Les auteurs suggèrent également que le développement de ce type de technologie et la mise en place de programmes pour promouvoir la participation active et l'autodétermination des personnes présentant un polyhandicap soient une priorité tant dans les services d'éducation que ceux de réadaptation (Cheslock et al., 2008; Lancioni et al., 2007a; 2009b). Les technologies représentent un moyen efficace pour améliorer les conditions de ces personnes en augmentant notamment les possibilités d’interaction avec l’entourage, l’expression de préférences, l’amélioration de la posture, etc. (Lancioni et al., 2011a, 2011b, 2013b). En ce sens, les intervenants et les proches doivent être soutenus puisqu’ils représentent des acteurs importants à la généralisation de telles interventions (Lancioni et al., 2010a). Selon Lancioni et al. (2010a), l’accessibilité de la technologie dans tous les environnements (domicile et milieu scolaire) ainsi que le nombre de sessions d’intervention réalisées influenceront la réussite de la mise en place des interventions technologiques. Il serait d’ailleurs intéressant de réaliser des études qualitatives auprès des intervenants et des proches concernant l’usage de ces technologies afin de documenter leur niveau de satisfaction et d’obtenir leur point de vue sur les besoins de développement (Lancioni et al., 2013c).
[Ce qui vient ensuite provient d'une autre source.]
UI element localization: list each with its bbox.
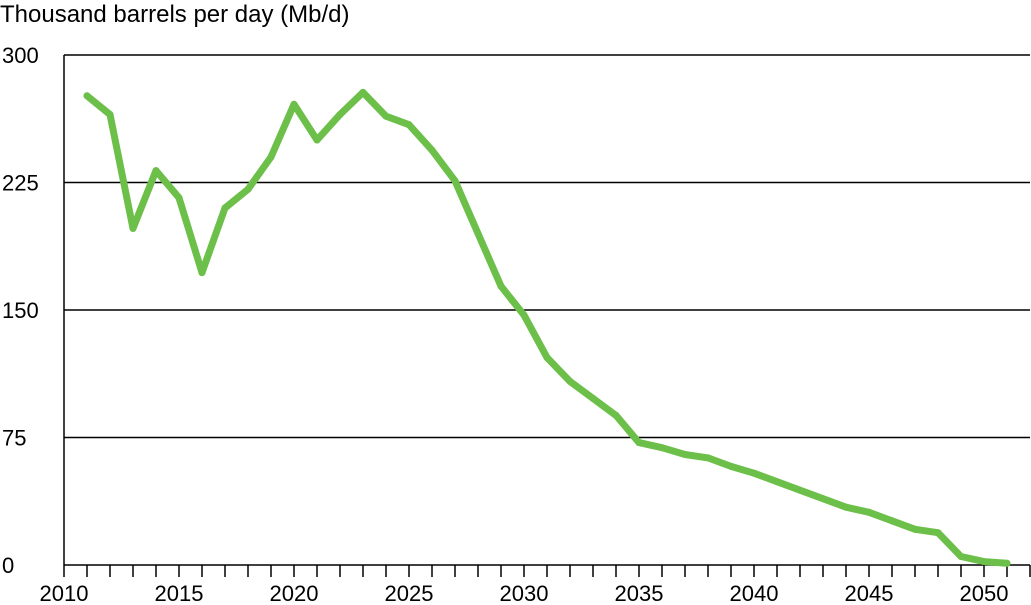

Enfin, il est important que d’autres études soient réalisées en vue de reproduire les conclusions auprès de plus de participants, de lieux et, principalement, d’équipes de recherche afin d’assurer la validité des résultats obtenus et permettre une éventuelle généralisation. En effet, actuellement peu d’études ont été réalisées auprès des personnes présentant un polyhandicap. Puisque le fait que plusieurs études recensées soient des extensions d’études précédemment réalisées (Lancioni et al., 2007b; 2009a; 2009b; 2011a; 2011c; 2012a; 2013d; 2014d; 2014e; Tota et al., 2006), les résultats doivent être interprétés avec prudence (Lancioni et al., 2013c; Shih et al., 2011).